No hace mucho, Tras el corazón verde tuvo una suerte de revisión a manos de La ciudad perdida, donde Turner y Douglas eran reemplazados por Sandra Bullock y Channing Tatum. Como película en sintonía con el presente, La ciudad perdida buscaba rebajar el machismo de Tras el corazón verde a base de convertir a Bullock en una mujer más escéptica y resuelta, y a Tatum en un bufón acomplejado por la virilidad del personaje secundario de Brad Pitt. Ambas películas, con sus diferencias, subordinaban la ficción novelada a los vértigos de la realidad, fijando la literatura como antesala de algo más grande y épico. Una dialéctica entre lo que es verdad y lo que no, por así decirlo, que a Vaughn nunca le ha quitado el sueño.

De ahí que Argylle, por muchos argumentos similares que haya habido antes, se antoje tan fresca. La película posee el mismo talante manierista de trabajos previos de Vaughn en cuanto a la presentación de personajes sin matiz alguno, entregados al arquetipo –caso de ese Henry Cavill que solo aparece en las ensoñaciones de Elly Conway, o de la tan publicitada presencia de Dua Lipa–, y sobre todo en cuanto a las escenas de acción. Todas ellas estupendas, con un uso ejemplar del montaje y el movimiento de los intérpretes, y siempre acompañadas por alguna canción que Vaughn haya elegido caprichosamente.

En este caso, sin embargo, Argylle ha disminuido la violencia explícita, y no hay afán alguno de provocación en su caligrafía. Quedan atrás los tiempos de la célebre secuencia en la iglesia de Kingsman, porque en este caso el director de Kick-Ass ha preferido ajustarse a una propuesta que, a la estela de Tras el corazón verde, es ante todo y militantemente romántica. También reflexiva, claro: alrededor de Elly Conway –que nos permite disfrutar de un gato omnipresente en su mochila, y de una Howard que ojalá tuviera más papeles cómicos– se tejen múltiples ambivalencias sobre la articulación de la ficción y nuestra entrega voluntariosa a un régimen que difumina sus fronteras frente a lo entendido como real. 

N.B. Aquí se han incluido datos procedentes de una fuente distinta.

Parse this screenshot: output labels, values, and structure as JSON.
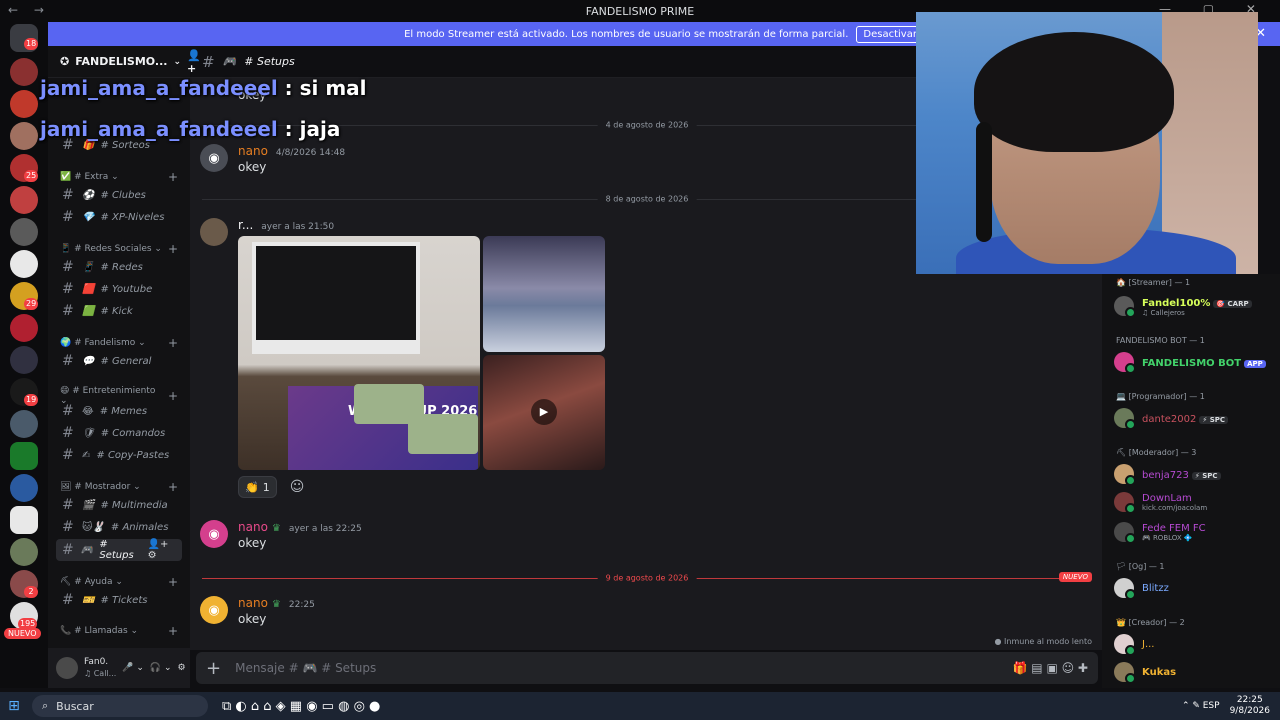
{
  "window": {
    "title": "FANDELISMO PRIME",
    "nav": "← →",
    "controls": "— ▢ ✕"
  },
  "streamer_mode": {
    "text": "El modo Streamer está activado. Los nombres de usuario se mostrarán de forma parcial.",
    "button": "Desactivar",
    "close": "✕"
  },
  "guilds": {
    "badges": [
      "18",
      "25",
      "29",
      "19",
      "2",
      "195"
    ],
    "new": "NUEVO"
  },
  "server": {
    "name": "FANDELISMO PRIME",
    "name_short": "FANDELISMO...",
    "caret": "⌄",
    "invite": "👤+"
  },
  "sidebar": {
    "categories": [
      {
        "label": "✅ # Extra ⌄",
        "plus": "+"
      },
      {
        "label": "📱 # Redes Sociales ⌄",
        "plus": "+"
      },
      {
        "label": "🌍 # Fandelismo ⌄",
        "plus": "+"
      },
      {
        "label": "😄 # Entretenimiento ⌄",
        "plus": "+"
      },
      {
        "label": "🖼 # Mostrador ⌄",
        "plus": "+"
      },
      {
        "label": "⛏ # Ayuda ⌄",
        "plus": "+"
      },
      {
        "label": "📞 # Llamadas ⌄",
        "plus": "+"
      }
    ],
    "channels": [
      {
        "icon": "🎁",
        "label": "# Sorteos"
      },
      {
        "icon": "⚽",
        "label": "# Clubes"
      },
      {
        "icon": "💎",
        "label": "# XP-Niveles"
      },
      {
        "icon": "📱",
        "label": "# Redes"
      },
      {
        "icon": "🟥",
        "label": "# Youtube"
      },
      {
        "icon": "🟩",
        "label": "# Kick"
      },
      {
        "icon": "💬",
        "label": "# General"
      },
      {
        "icon": "😂",
        "label": "# Memes"
      },
      {
        "icon": "🛡",
        "label": "# Comandos"
      },
      {
        "icon": "✍",
        "label": "# Copy-Pastes"
      },
      {
        "icon": "🎬",
        "label": "# Multimedia"
      },
      {
        "icon": "🐱🐰",
        "label": "# Animales"
      },
      {
        "icon": "🎮",
        "label": "# Setups"
      },
      {
        "icon": "🎫",
        "label": "# Tickets"
      }
    ],
    "hash": "#",
    "active_icons": "👤+ ⚙"
  },
  "user_panel": {
    "name": "Fan0.",
    "status": "♫ Call...",
    "mic": "🎤 ⌄",
    "headset": "🎧 ⌄",
    "settings": "⚙"
  },
  "overlay": [
    {
      "user": "jami_ama_a_fandeeel",
      "text": " : si mal"
    },
    {
      "user": "jami_ama_a_fandeeel",
      "text": " : jaja"
    }
  ],
  "channel_header": {
    "hash": "#",
    "icon": "🎮",
    "name": "# Setups"
  },
  "chat": {
    "partial_message": "okey",
    "dividers": [
      "4 de agosto de 2026",
      "8 de agosto de 2026",
      "9 de agosto de 2026"
    ],
    "new_label": "NUEVO",
    "messages": [
      {
        "author": "nano",
        "time": "4/8/2026 14:48",
        "text": "okey"
      },
      {
        "author": "r...",
        "time": "ayer a las 21:50",
        "text": ""
      },
      {
        "author": "nano",
        "time": "ayer a las 22:25",
        "text": "okey"
      },
      {
        "author": "nano",
        "time": "22:25",
        "text": "okey"
      }
    ],
    "image_caption": "WORLD CUP 2026",
    "reaction": {
      "emoji": "👏",
      "count": "1"
    },
    "add_reaction": "☺",
    "slowmode": "● Inmune al modo lento"
  },
  "composer": {
    "plus": "+",
    "placeholder": "Mensaje # 🎮 # Setups",
    "tools": "🎁 ▤ ▣ ☺ ✚"
  },
  "members": {
    "groups": [
      {
        "label": "🏠 [Streamer] — 1",
        "members": [
          {
            "name": "Fandel100%",
            "tag": "🎯 CARP",
            "sub": "♫ Callejeros",
            "color": "#d6ff5a"
          }
        ]
      },
      {
        "label": "FANDELISMO BOT — 1",
        "members": [
          {
            "name": "FANDELISMO BOT",
            "tag": "APP",
            "sub": "",
            "color": "#43d36b"
          }
        ]
      },
      {
        "label": "💻 [Programador] — 1",
        "members": [
          {
            "name": "dante2002",
            "tag": "⚡ SPC",
            "sub": "",
            "color": "#c9525f"
          }
        ]
      },
      {
        "label": "⛏ [Moderador] — 3",
        "members": [
          {
            "name": "benja723",
            "tag": "⚡ SPC",
            "sub": "",
            "color": "#b54ad1"
          },
          {
            "name": "DownLam",
            "tag": "",
            "sub": "kick.com/joacolam",
            "color": "#b54ad1"
          },
          {
            "name": "Fede FEM FC",
            "tag": "",
            "sub": "🎮 ROBLOX 💠",
            "color": "#b54ad1"
          }
        ]
      },
      {
        "label": "🏳 [Og] — 1",
        "members": [
          {
            "name": "Blitzz",
            "tag": "",
            "sub": "",
            "color": "#7aa9ff"
          }
        ]
      },
      {
        "label": "👑 [Creador] — 2",
        "members": [
          {
            "name": "J...",
            "tag": "",
            "sub": "",
            "color": "#f0b232"
          },
          {
            "name": "Kukas",
            "tag": "",
            "sub": "",
            "color": "#f0b232"
          }
        ]
      }
    ]
  },
  "taskbar": {
    "start": "⊞",
    "search": "Buscar",
    "search_icon": "⌕",
    "apps": "⧉ ◐ ⌂ ⌂ ◈ ▦ ◉ ▭ ◍ ◎ ●",
    "tray": "⌃ ✎ ESP",
    "time": "22:25",
    "date": "9/8/2026"
  }
}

Pero son ambivalencias resueltas primero por el romance –hay un tiroteo concebido como un baile cariñoso entre nubes de colores que es de lo más inspirado que Vaughn ha hecho jamás–, y después por la ficción que solo responde ante la ficción misma. Porque Argylle es mucho menos meta de lo que parece: su preocupación primordial son las tramas enrevesadas de espionaje de toda la vida. Y por eso, eligiendo este terreno de juego, también resulta ser la película de Vaughn donde más claramente se divisa algo parecido a un corazón.